Here is the research we’ve found on cyberbullying in Zambia, with the most recent first. Please email us if you have any articles to add with the details ordered in the same format as the others.
Authors: Nyirongo, J., Batubenge, B., Kamwasha, P., Phiri, E., Musonda, K., and Nkhata, S.
Title: The Use of Digital Literacy to Address Cyberbullying Among Pupils: A Case Study of Pupils at Three (3) Selected Schools
Journal: Research in Development Information Systems
URL: (Now defunct)
Abstract: The issue that this study addressed was the digital misappropriation. In addition, this problem continues to persist and has been largely responsible for pupils not being able to perform well in their studies and having psychosocial issues. Cyber bullying has been done through text messaging, picture/photos or video clip through phone calls, email in chat rooms, instant messaging and website. To address this problem, the purpose of this study was to assess the effectiveness of Digital media literacy in addressing cyber bullying and its objectives included; investigating digital media literacy information provision to pupils, investigating pupils’ understanding of their responsibilities when using digital media and finding out how pupils responded to unethical internet usage. To gather data, the study used a mixed method design where questionnaires and an interview guide were used on 100 pupils and 3 teachers who were selected on simple random and purposive sampling respectively. The study found that pupils received information on how to safeguard their log in credentials, how to avoid cyberbullying, how to use the internet for general and academic purposes. Other findings were that pupils understood their responsibilities in terms of respecting the opinions of others and report any ongoing cyberbullying.
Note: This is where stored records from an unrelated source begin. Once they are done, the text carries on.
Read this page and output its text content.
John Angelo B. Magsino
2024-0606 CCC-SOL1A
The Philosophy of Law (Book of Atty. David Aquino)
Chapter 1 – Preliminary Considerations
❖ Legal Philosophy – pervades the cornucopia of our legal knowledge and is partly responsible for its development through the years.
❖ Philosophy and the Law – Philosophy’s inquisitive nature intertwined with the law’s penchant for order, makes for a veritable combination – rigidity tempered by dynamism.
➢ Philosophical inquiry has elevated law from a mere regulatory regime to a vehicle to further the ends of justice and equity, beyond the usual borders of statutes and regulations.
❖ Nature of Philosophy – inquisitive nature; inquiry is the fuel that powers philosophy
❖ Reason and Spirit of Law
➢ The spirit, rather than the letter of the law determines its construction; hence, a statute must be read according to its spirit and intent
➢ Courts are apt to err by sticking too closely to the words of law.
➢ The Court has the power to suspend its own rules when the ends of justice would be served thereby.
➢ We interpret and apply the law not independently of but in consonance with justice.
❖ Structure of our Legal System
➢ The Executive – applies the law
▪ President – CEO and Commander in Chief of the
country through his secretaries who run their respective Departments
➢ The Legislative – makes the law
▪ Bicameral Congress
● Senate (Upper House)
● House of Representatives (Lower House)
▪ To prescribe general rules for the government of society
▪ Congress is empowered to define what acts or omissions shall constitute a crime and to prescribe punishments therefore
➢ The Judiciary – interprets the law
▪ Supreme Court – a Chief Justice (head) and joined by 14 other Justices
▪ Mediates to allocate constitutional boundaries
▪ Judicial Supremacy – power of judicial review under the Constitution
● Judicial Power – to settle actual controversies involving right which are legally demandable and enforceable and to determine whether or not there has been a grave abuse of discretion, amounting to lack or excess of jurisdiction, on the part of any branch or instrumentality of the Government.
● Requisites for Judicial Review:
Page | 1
Further findings are that the pupils responded to unethical internet usage in ways such as reporting to relevant authorities, ignoring and participating. This research however concludes that digital media literacy goes a long way in terms of addressing cyberbullying as it educates the pupils by sensitizing them about what is acceptable and not acceptable online. Lastly the research makes the following recommendations; new area of research can be done in what restrictions can social media owners put in place to reduce cyberbullying and Schools should also create online accounts for all learners meant specifically for school work.
Authors: Zulu, Gezile, and Tembo, Simon
Title: An Assessment of Child Online Risks and Effects in Zambia: A Remedy for Child Online Protection
Journal: International Journal of Information Science
Abstract: Due to the increase in internet usage by children over the years, countries in Africa have embarked on strengthening their policies through the integration of child online protection measures aimed at protecting children from internet risks and threats. Evidence suggested in studies concerning internet addiction disorder shows that overuse of the Internet can genuinely restrain children especially teenagers’ experiences in life, their performance academically, overall happiness, and physiological well-being. Further, literature also suggests a relationship between internet use in adolescence and other variables such as depression, social isolation, distorted sense of reality, and access to uncensored material (pornography), eating disorders and online harassment among many others. Nevertheless, much remains uncertain as to whether such assertions can be generalized to Zambia although it is no secret internet usage among our children is only exhibiting an increasing trend owing to the continued access to portable internet platforms such as smart mobile phones. Findings from the research survey indicate that the majority 96% of the 105 respondents say that hate speech and social media addiction are the most prominent internet risks children are likely to encounter, 92% say it is cyberbullying, 89% say it is sexting and posting of nude photos and 89% say it is fake news among other risks. Further findings indicate that the majority 57% say that depression is the prominent effect of internet risks among children, 53% say it is low self-esteem, 52% say it is deteriorating social behavior and rudeness and 49% say it is loss of concentration on education. Very few comprehensive research have been done on the status of child online protection in Zambia from the perspectives of ISPs, MNOs and the regulating institution of telecommunications ZICTA. The study in addressing the literature gap is crucial for policy makers in the Ministry of Transport and Communication as it will act as a catalyst for refinement and concession of policies to bring into inclusion the risks that children are exposed to on the internet thereby play a role in protecting the future leaders of tomorrow.